Она решила, взяв с собой сына, уехать на море отдохнуть, а Юру (в наказание и вразумление) оставить дома. Пусть поживет один, подумает, поразмыслит, может, одиночество пойдет ему на пользу. Да и она немного отойдет от тягостных дум и вечного теперь страха: в каком виде придет домой муж («прибьет или хрюкнет и поцелует» – вспоминалась ей наша несравненная классика). Вот уж не думала, что и ее постигнет сокрушительная судьба подавляющего большинства русских женщин.
Впервые за много лет она ехала без него, и все ей как будто чего-то не хватало, все без него было неудобно и скучно, и все вспоминалась их та, давняя, такая, в сущности, счастливая и беззаботная поездка в Коктебель втроем… Конечно, Алеша уже большой и помощник, а все равно…
Они приехали в Крым, но на этот раз не в Феодосию и Коктебель (чтобы не искушаться), а в Судак. Сняли комнатку, и на время Галина отключилась от всего тягостного, что пришлось пережить ей за этот последний год с Юрой. Море и солнце делали, как всегда, свое благое дело, освобождая людей от всевозможных стрессов и бесконечных тягот, забот и проблем, уравнивая их по беззаботности с детьми и делая их на время такими же счастливыми, какими, вероятно, были жившие в доисторические времена на благословенном юге.
За все время отпуска она позвонила Юре всего два раза: первый – по приезде, второй – когда они уже взяли обратные билеты, чтобы сообщить ему номер поезда и вагона.
Ей показался странным его голос, и она спросила:
– Ты что, болен?
– Нет, но… понимаешь… Ты только не пугайся…
Но Галину уже охватила паника.
– Что случилось? – закричала она в трубку. – Ты можешь мне сказать?
– Да я же говорю, все нормально…
– Юра!.. Чего я не должна пугаться?
– Да ничего! Это я так. Всё! Приезжайте, люблю, целую, встречаю. – И он повесил трубку.
Отдых моментально испарился. Она снова почувствовала дикую усталость, навалившуюся на нее еще в городе, от которой она пыталась сбежать под южное солнышко к морю. Все последние дни отпуска она ходила сама не своя, мучась в догадках и строя в уме самые фантастические предположения.

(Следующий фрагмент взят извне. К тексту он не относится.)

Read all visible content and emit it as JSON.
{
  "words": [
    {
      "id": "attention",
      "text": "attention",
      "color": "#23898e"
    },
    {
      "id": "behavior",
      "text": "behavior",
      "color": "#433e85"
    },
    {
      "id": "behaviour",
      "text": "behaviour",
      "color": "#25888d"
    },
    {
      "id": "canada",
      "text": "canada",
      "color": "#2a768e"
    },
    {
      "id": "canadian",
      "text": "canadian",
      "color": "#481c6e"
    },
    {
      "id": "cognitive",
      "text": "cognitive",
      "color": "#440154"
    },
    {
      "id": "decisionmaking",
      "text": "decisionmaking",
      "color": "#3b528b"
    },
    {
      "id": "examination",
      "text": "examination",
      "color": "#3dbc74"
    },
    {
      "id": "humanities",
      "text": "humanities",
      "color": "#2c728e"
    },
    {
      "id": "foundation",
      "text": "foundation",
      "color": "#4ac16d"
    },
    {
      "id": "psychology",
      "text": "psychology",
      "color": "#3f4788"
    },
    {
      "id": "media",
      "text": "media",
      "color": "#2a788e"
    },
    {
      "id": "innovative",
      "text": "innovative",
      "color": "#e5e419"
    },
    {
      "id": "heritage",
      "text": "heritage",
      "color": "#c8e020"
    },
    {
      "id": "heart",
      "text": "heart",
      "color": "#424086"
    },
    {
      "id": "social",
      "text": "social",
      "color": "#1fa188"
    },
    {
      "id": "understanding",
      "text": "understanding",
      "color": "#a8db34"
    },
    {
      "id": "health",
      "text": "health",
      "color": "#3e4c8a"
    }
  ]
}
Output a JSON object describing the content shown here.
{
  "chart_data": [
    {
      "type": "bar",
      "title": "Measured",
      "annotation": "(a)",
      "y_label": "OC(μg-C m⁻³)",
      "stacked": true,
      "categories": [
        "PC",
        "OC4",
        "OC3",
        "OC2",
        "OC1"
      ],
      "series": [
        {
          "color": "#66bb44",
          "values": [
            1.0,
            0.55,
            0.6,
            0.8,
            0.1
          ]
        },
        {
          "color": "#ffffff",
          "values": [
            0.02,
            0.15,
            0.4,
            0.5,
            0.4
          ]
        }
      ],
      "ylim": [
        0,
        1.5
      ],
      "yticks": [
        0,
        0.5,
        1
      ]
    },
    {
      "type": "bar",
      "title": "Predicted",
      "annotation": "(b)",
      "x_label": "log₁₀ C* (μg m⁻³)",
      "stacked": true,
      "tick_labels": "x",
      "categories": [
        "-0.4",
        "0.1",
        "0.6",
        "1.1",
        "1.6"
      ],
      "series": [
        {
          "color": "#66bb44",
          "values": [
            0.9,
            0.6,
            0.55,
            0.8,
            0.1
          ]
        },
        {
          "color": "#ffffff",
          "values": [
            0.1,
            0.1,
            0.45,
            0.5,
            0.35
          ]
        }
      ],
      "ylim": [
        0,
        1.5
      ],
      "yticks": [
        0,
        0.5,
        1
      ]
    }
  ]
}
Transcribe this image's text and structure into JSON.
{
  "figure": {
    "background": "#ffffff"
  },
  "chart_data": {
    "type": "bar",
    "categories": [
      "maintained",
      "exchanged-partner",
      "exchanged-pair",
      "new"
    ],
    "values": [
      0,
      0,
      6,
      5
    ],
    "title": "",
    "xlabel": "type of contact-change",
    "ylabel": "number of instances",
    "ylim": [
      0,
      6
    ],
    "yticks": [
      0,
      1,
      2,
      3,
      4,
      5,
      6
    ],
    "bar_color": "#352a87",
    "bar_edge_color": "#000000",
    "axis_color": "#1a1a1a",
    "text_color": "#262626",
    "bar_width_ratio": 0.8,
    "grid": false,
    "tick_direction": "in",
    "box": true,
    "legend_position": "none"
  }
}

Храня изо всех сил авторитет отца, она никогда не позволяла обсуждать свои новые проблемы с Алешей или делиться с ним переживаниями и страхами. Разумеется, Алеша не был глухим и слепым, но он видел только ту часть их жизни, которую уже невозможно было скрыть и которую Галина все же старалась перед ним как-то если не приукрасить, то смягчить, найти извинение или оправдать.
Но то, что случилось на самом деле, невозможно было ни предвидеть, ни предугадать, разве что – увидеть в страшном сне.
Он встретил их на перроне почему-то в темных очках, которых никогда не носил даже на юге. Обнимая и целуя Галину, потом сына, он все норовил встать к ним как-то спиной или боком. Дождавшись, когда Алеша пошел к метро впереди них, Галина спросила:
– Да что ж ты все прячешься, дай я на тебя посмотрю, – и внезапно сняла очки.